There is a multiple filer exception. A statement may be required to be filed by the non-filer. See the instructions for more information

Additionally, any of the FC forms discussed may be required by partners of a FP if the FP directly/indirectly holds FC stock.

Schedule K-1 Footnotes
A FP will not file any of the forms discussed because it isn’t a US person. However, its direct/indirect partners may be required to file. Therefore, a FP should include information on its Schedule K-1, such as:

  • Direct/indirect contributions to a FC so that direct/indirect US partners can determine if they have a Form 926 or Form 5471 category 3 filing requirement
  • Ownership of a FC that may fall under any of the other Form 5471 categories
  • Information on a FC that is a PFIC
  • Information on the FP itself for purposes of filing Form 8865 and/or Form 8938, Statement of Specified Foreign Financial Assets
  • Information on any FPs or FDEs directly/indirectly owned

Penalties
The penalties for not complying with the filing requirements can be significant.

Sample of penalties:

Failure to file: Potential penalties:
  • Form 5471 and Schedule M
  • Form 5471 and Schedule O
  • Form 8858 and Schedule M
  • Form 8865 – categories 1, 2 or 4

$10,000 with maximum additional penalties of $50,000 per failure.
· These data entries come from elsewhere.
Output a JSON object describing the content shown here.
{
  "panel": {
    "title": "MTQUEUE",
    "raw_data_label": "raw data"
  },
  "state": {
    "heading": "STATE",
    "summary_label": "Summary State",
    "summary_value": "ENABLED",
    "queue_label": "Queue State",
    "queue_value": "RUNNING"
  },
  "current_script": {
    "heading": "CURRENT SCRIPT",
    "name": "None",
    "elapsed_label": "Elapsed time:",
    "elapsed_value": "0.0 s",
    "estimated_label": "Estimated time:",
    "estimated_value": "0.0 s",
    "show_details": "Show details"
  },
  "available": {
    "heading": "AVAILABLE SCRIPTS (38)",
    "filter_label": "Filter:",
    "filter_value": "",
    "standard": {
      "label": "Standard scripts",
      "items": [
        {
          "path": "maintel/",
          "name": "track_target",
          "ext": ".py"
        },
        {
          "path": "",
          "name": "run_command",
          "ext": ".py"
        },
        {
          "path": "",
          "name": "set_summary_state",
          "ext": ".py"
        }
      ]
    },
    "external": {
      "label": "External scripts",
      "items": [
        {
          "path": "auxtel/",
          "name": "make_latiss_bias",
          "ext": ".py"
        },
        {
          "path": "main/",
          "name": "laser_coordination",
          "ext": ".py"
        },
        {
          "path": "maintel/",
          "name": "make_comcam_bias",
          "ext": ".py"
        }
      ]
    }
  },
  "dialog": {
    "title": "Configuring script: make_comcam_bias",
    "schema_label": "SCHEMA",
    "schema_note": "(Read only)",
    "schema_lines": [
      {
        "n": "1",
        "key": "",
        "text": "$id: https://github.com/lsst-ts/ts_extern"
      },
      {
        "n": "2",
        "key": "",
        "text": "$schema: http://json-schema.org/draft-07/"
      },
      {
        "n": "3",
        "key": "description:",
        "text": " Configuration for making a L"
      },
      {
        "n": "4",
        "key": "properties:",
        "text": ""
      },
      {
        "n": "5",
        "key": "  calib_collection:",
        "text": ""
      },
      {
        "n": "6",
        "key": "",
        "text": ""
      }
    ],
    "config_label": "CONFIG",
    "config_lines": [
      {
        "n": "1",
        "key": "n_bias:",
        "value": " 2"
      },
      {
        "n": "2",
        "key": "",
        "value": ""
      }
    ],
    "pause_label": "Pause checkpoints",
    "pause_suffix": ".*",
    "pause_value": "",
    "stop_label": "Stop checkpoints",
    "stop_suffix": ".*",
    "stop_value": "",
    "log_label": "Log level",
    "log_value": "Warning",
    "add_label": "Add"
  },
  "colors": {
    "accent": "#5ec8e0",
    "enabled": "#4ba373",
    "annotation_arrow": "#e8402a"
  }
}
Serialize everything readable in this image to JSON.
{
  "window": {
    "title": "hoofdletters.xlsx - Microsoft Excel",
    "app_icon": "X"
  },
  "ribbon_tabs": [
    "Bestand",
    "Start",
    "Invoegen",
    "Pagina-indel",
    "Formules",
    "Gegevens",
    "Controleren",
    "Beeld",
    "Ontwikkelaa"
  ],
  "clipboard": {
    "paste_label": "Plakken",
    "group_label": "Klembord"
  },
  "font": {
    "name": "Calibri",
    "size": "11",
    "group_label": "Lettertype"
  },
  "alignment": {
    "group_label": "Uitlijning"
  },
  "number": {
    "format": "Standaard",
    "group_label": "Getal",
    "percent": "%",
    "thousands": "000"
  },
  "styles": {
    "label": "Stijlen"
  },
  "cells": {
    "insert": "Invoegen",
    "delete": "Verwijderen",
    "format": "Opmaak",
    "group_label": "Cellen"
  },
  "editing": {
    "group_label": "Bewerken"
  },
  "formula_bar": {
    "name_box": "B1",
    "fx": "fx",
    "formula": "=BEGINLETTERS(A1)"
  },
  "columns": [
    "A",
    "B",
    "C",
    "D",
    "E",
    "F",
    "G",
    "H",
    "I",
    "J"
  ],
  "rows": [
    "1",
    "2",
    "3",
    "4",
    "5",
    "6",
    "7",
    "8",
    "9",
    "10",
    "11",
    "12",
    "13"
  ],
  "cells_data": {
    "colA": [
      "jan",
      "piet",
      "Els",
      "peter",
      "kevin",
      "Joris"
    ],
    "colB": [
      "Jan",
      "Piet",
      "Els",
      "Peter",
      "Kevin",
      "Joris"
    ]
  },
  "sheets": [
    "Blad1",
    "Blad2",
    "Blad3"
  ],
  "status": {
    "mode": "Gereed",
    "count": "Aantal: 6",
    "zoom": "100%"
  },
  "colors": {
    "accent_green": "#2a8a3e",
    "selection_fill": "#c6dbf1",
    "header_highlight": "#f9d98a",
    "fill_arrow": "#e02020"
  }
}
Potential criminal penalties.

Penalties apply if another person files on your behalf and that person failed to provide the required information.

Form 8865 category 3

10% of the FMV of property contributed (limit of $100,000 unless the failure was due to intentional disregard).

Transferor recognizes gain on the contribution as if the contributed property had been sold for FMV.

Form 926

10% of the FMV of property contributed (limit of $100,000).

Conclusion
Any time a partnership invests in an offshore entity, additional analysis needs to be done to determine if any of the forms discussed need to be filed or if the information needs to be provided to its partners. Without the proper analysis, the partnership and/or its partners could incur significant penalties.